A “diez minutos” de una guerra devastadora

Pese a que Donald Trump se ha comprometido con sus bases votantes a sacar a su país de cualquier guerra en tierras lejanas y por razones que sus conciudadanos no comprenderían, el mandatario no hace sino atizar los fuegos bélicos en donde puede. El pasado jueves 20, por ejemplo, el aparato de guerra de Estados Unidos estuvo a un tris –a 10 minutos, como tuiteó el mandatario– de iniciar un conflicto con Irán, país que no se amedrenta ante las bravatas de Washington y que posiblemente disponga de armas nucleares. No están claras las razones por las que el habitante de la Casa Blanca frenó la ofensiva, pero él se encargó de vestirse de pacifista en su cuenta de Twitter.

CIUDAD DE MÉXICO (Proceso).- Estuvo a minutos de convertirse en realidad. Las advertencias de que el aventurerismo podría provocar una guerra por accidente –que durante más de dos años le han sido hechas por diplomáticos y analistas a Donald Trump, el presidente de Estados Unidos acostumbrado a sorprender con improvisaciones en los más delicados temas de política exterior–, esta vez casi llevó la sangre al río.

El miércoles 19 Irán derribó un dron estadunidense porque, aseguró, había invadido su espacio aéreo en misión de espionaje. Estados Unidos negó haber traspasado la línea fronteriza e insistió en que su aparato permaneció siempre sobre aguas internacionales.

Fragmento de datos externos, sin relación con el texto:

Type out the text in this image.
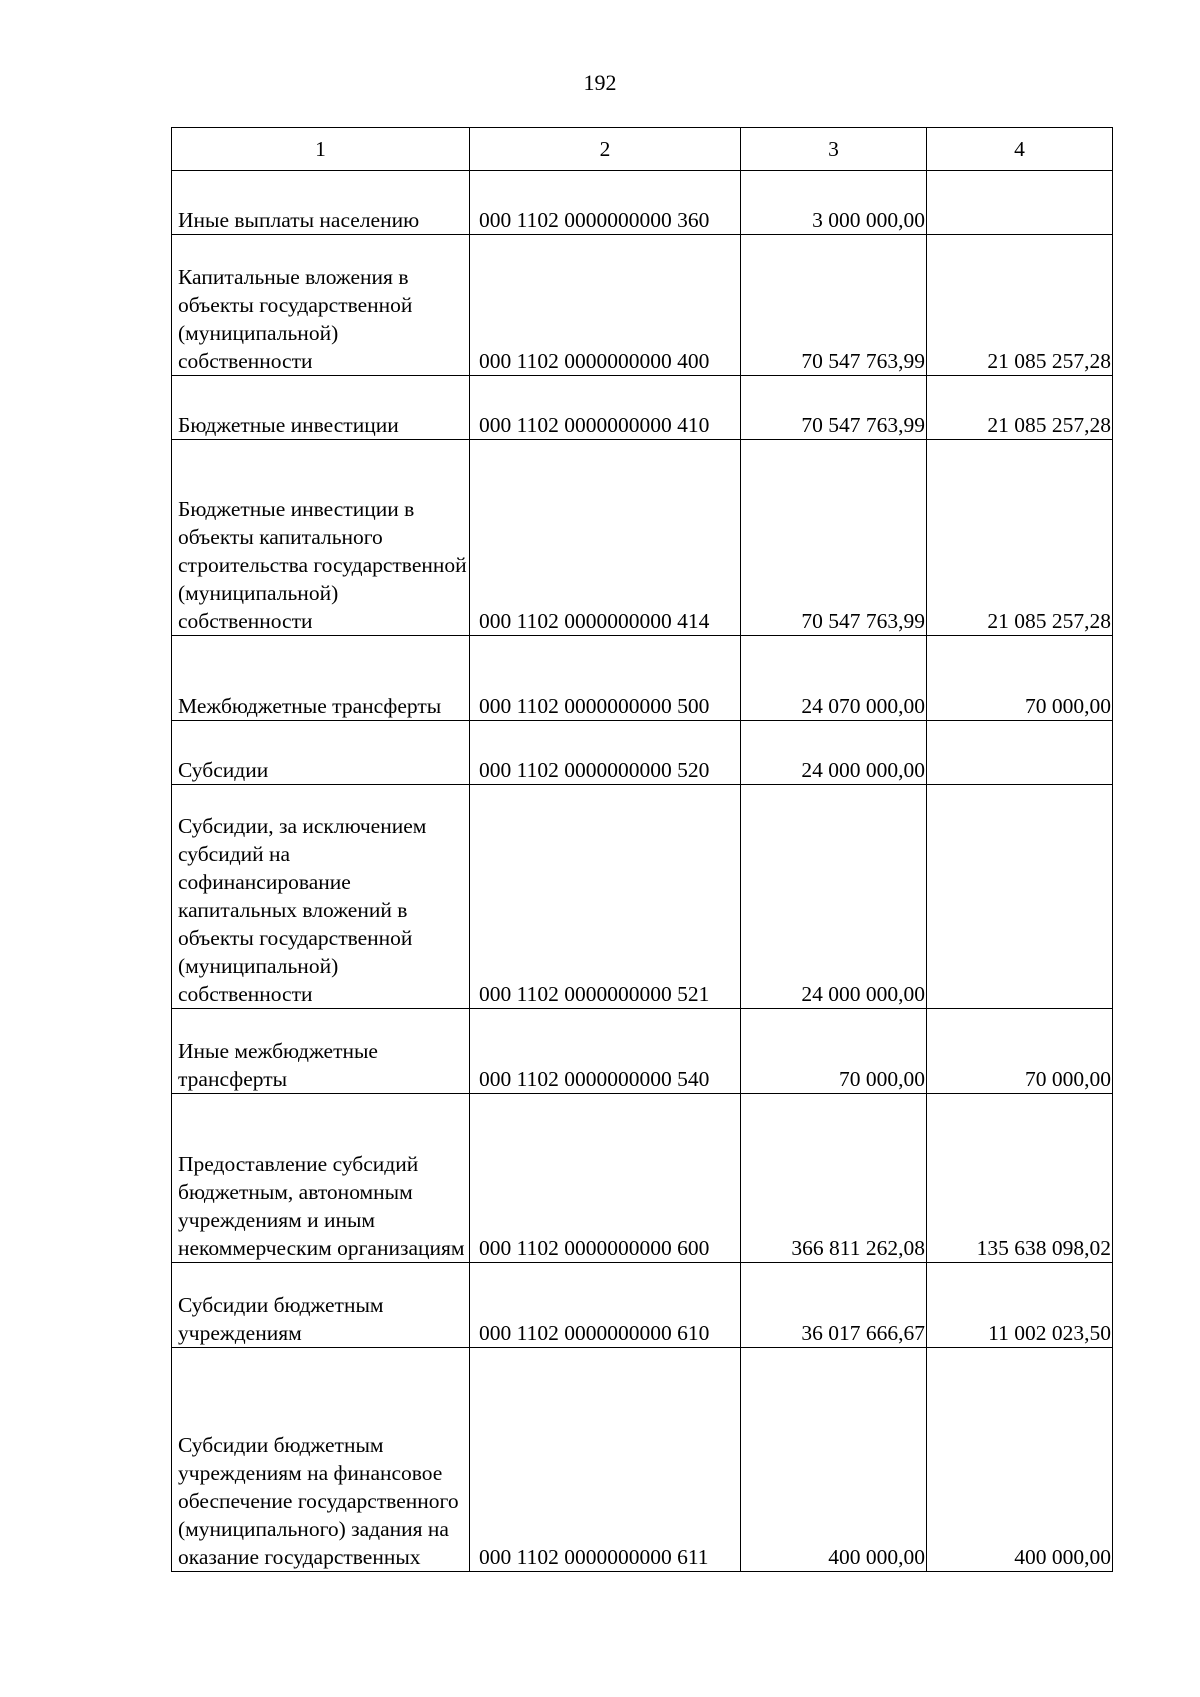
192
1	2	3	4
Иные выплаты населению	000 1102 0000000000 360	3 000 000,00	
Капитальные вложения в объекты государственной (муниципальной) собственности	000 1102 0000000000 400	70 547 763,99	21 085 257,28
Бюджетные инвестиции	000 1102 0000000000 410	70 547 763,99	21 085 257,28
Бюджетные инвестиции в объекты капитального строительства государственной (муниципальной) собственности	000 1102 0000000000 414	70 547 763,99	21 085 257,28
Межбюджетные трансферты	000 1102 0000000000 500	24 070 000,00	70 000,00
Субсидии	000 1102 0000000000 520	24 000 000,00	
Субсидии, за исключением субсидий на софинансирование капитальных вложений в объекты государственной (муниципальной) собственности	000 1102 0000000000 521	24 000 000,00	
Иные межбюджетные трансферты	000 1102 0000000000 540	70 000,00	70 000,00
Предоставление субсидий бюджетным, автономным учреждениям и иным некоммерческим организациям	000 1102 0000000000 600	366 811 262,08	135 638 098,02
Субсидии бюджетным учреждениям	000 1102 0000000000 610	36 017 666,67	11 002 023,50
Субсидии бюджетным учреждениям на финансовое обеспечение государственного (муниципального) задания на оказание государственных	000 1102 0000000000 611	400 000,00	400 000,00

El jueves 20, según The Wall Street Journal, la cúpula de seguridad de ­Washington debatió la propuesta de responder con el bombardeo de tres posiciones militares iraníes. El consejero de Seguridad Nacional, John Bolton, y el secretario de Estado, Mike Pompeo, estaban a favor del proyecto. Se pidió una estimación de cuántas bajas causaría el ataque.

Los aviones de la fuerza aérea estaban preparados para despegar, con sus sofisticados misiles listos; y a sólo 10 minutos del inicio de la operación, Trump la canceló. Lo explicó, a su estilo, en un tuit: “Estábamos a punto de devolverles el golpe cuando pregunté ‘¿cuántos morirán?’ ‘150 personas, señor’, fue la respuesta de un general. 10 minutos antes del golpe, lo detuve. No era proporcionado al derribo de un dron sin tripulación”.

El riesgo de un desenlace bélico no parece haber hecho a las partes reconsiderar sus posiciones. Irán sostiene sus intenciones de dejar de cumplir partes del pacto nuclear, que desde 2015 ha respetado, e insulta a Trump describiéndolo como alguien que sufre de “una afección mental”. El estadunidense –que desconoció y trata de enterrar ese mismo acuerdo– se irrita, por su lado, y además de imponer nuevas sanciones para “romperle las piernas” a la economía iraní, amenaza a sus enemigos con arrojar sobre ellos una “fuerza abrumadora” que conducirá a su “aniquilación”.

Trump se felicita

El de preocuparse por las vidas de extranjeros fue un gesto inesperado por parte del empresario presidente. Algunos lo atribuyeron a un presentador televisivo de la cadena Fox News, Tucker Carlson, un extremista de derecha que tiene influencia en Trump y que en una conversación telefónica le habría recordado que para muchos de los nacionalistas blancos que forman el grueso de su base electoral, meter al país en una guerra lejana es algo que no les interesa.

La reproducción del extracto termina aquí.